Vernon Bellacourt and Jay Rosenstein

Vernon Bellecourt with Jay Rosenstein


The movement to rid the University of Illinois and the Champaign-Urbana community of the Chief Illiniwek mascot had many heroes. But perhaps none so important, yet locally not so well known, as Vernon Bellecourt. Vernon passed away on Sunday in Minneapolis of complications from pneumonia. He was 75.

Most people who have followed the Chief issue already know the story of Charlene Teters – how as a graduate student at U of I she started protesting alone, eventually building a movement that led to the Chief’s demise. But what most people don’t know is that when Charlene began and was suffering constant harassment by the community, she put out a desperate call for help.
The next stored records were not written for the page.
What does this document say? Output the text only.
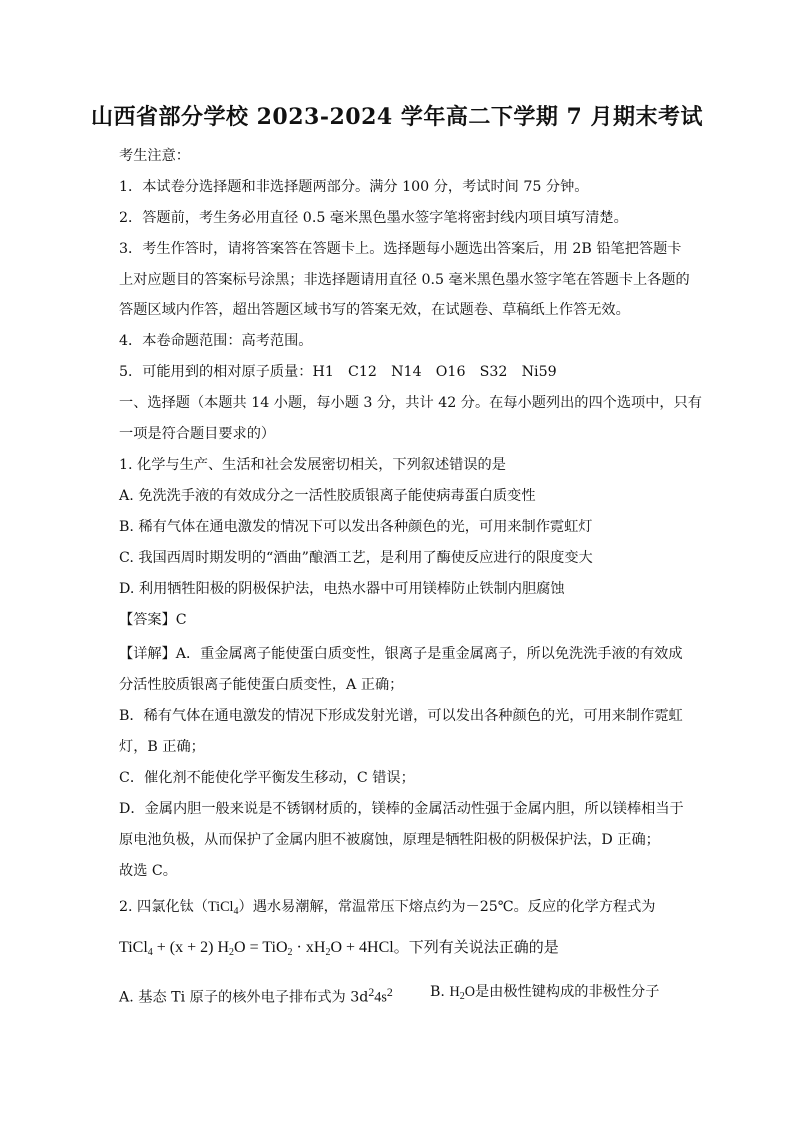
山西省部分学校 2023-2024 学年高二下学期 7 月期末考试
考生注意：
1．本试卷分选择题和非选择题两部分。满分 100 分，考试时间 75 分钟。
2．答题前，考生务必用直径 0.5 毫米黑色墨水签字笔将密封线内项目填写清楚。
3．考生作答时，请将答案答在答题卡上。选择题每小题选出答案后，用 2B 铅笔把答题卡
上对应题目的答案标号涂黑；非选择题请用直径 0.5 毫米黑色墨水签字笔在答题卡上各题的
答题区域内作答，超出答题区域书写的答案无效，在试题卷、草稿纸上作答无效。
4．本卷命题范围：高考范围。
5．可能用到的相对原子质量：H1　C12　N14　O16　S32　Ni59
一、选择题（本题共 14 小题，每小题 3 分，共计 42 分。在每小题列出的四个选项中，只有
一项是符合题目要求的）
1. 化学与生产、生活和社会发展密切相关，下列叙述错误的是
A. 免洗洗手液的有效成分之一活性胶质银离子能使病毒蛋白质变性
B. 稀有气体在通电激发的情况下可以发出各种颜色的光，可用来制作霓虹灯
C. 我国西周时期发明的“酒曲”酿酒工艺，是利用了酶使反应进行的限度变大
D. 利用牺牲阳极的阴极保护法，电热水器中可用镁棒防止铁制内胆腐蚀
【答案】C
【详解】A．重金属离子能使蛋白质变性，银离子是重金属离子，所以免洗洗手液的有效成
分活性胶质银离子能使蛋白质变性，A 正确；
B．稀有气体在通电激发的情况下形成发射光谱，可以发出各种颜色的光，可用来制作霓虹
灯，B 正确；
C．催化剂不能使化学平衡发生移动，C 错误；
D．金属内胆一般来说是不锈钢材质的，镁棒的金属活动性强于金属内胆，所以镁棒相当于
原电池负极，从而保护了金属内胆不被腐蚀，原理是牺牲阳极的阴极保护法，D 正确；
故选 C。
2. 四氯化钛（TiCl$_4$）遇水易潮解，常温常压下熔点约为－25℃。反应的化学方程式为
TiCl$_4$ + (x + 2) $H_2O = TiO_2 \cdot xH_2O + 4HCl$。下列有关说法正确的是
A. 基态 Ti 原子的核外电子排布式为 $3d^24s^2$	B. $H_2O$是由极性键构成的非极性分子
The first person to answer was Vernon Bellecourt.

Vernon hopped a train to Champaign-Urbana, and immediately added his physical presence to Charlene’s fight. And what a presence he had. Vernon had charisma by the score, taking over every room he stepped into. If Vernon was in the vicinity, he had your attention. It all began with his voice, a voice so powerful it always arrived about an hour before he did.
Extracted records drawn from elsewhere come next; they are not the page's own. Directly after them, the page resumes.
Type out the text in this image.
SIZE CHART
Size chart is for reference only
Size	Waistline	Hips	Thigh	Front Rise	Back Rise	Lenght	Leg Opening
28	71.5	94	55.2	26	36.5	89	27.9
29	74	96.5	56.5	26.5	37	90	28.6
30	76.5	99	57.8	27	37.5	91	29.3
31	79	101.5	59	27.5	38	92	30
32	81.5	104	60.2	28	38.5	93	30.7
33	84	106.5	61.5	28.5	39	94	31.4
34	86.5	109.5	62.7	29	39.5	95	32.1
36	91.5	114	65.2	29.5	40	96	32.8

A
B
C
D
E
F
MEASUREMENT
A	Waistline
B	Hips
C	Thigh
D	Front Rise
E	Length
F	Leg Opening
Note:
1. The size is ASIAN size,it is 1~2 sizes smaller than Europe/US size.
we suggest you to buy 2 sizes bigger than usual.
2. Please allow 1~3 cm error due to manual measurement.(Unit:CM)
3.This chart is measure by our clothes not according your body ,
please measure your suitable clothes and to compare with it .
But there was much much more to Vernon. He was a clear-thinker, incredibly articulate, and a phenomenal public speaker. He could captivate and inspire audiences, and did it every chance he got. He had a sharp wit, and a great sense of humor too. Once I saw him on a television program about a song by country superstar Tim McGraw that used many American Indian stereotypes. McGraw defended himself by saying he was part Indian. Vernon’s on camera
reply was priceless, “He says he’s part Indian, so I want to know what part. Certainly not his brain.” I almost fell off of my couch laughing.

But growing up in total poverty, Vernon was an unlikely candidate to become an international spokesman. He was born on the White Earth reservation, one of eleven children. Like most American Indians of his generation, his fate was pretty much sealed at birth. Poverty, alcohol, crime, and hopelessness, Vernon saw it all as a child, and quickly landed himself deep in the juvenile justice system. But while in juvenile prison he had an awakening and turned his life around.

As a young man he was well on his way to living the American dream. He was a successful real estate salesman, married, when a visit to his younger brother Clyde in Minneapolis would change his life forever. Clyde had just started an activist group called the American Indian Movement, and when Vernon visited the group’s little storefront office for the first time, he saw what he had been looking for his whole life: the warrior spirit in the young people working for the group. Vernon immediately dropped out of traditional American society, and would spend the rest of his life fighting tirelessly for American Indian causes as a leader of the American Indian Movement.

Vernon traveled the world as an advocate for American Indian rights, and his travels landed him frequently in Champaign-Urbana. Vernon led scores of anti-Chief marches, rallies, meetings, and effigy burnings -- one of his favorite tactics. I believe I attended them all.

Vernon’s passing hit me particularly hard. In 1993, I had already been thinking about making a documentary on the Chief Illiniwek controversy for two years, but I was unable to take the first step. Then I saw an article in the Daily Illini about an American Indian who was a guest in residence at Allen Hall’s Unit One. I picked up the phone cold and asked if I could interview him. Vernon, on the other end, quickly agreed. Had he not consented so readily, or perhaps not been in his room, my documentary “In Whose Honor?” would have never been made. I am thankful that through my film, Vernon (as well as Michael Haney, another Indian activist who died too young) can live on and continue to influence future generations. I owe him a great deal.

Vernon was an inspiration and a model for how one can live a life committed to social causes. He was certainly no saint and had his critics, but he never let them distract him or slow him down even one bit. He knew he had more important things to do, and he did them, tirelessly. Goodbye WaBun-Inini. And thank you.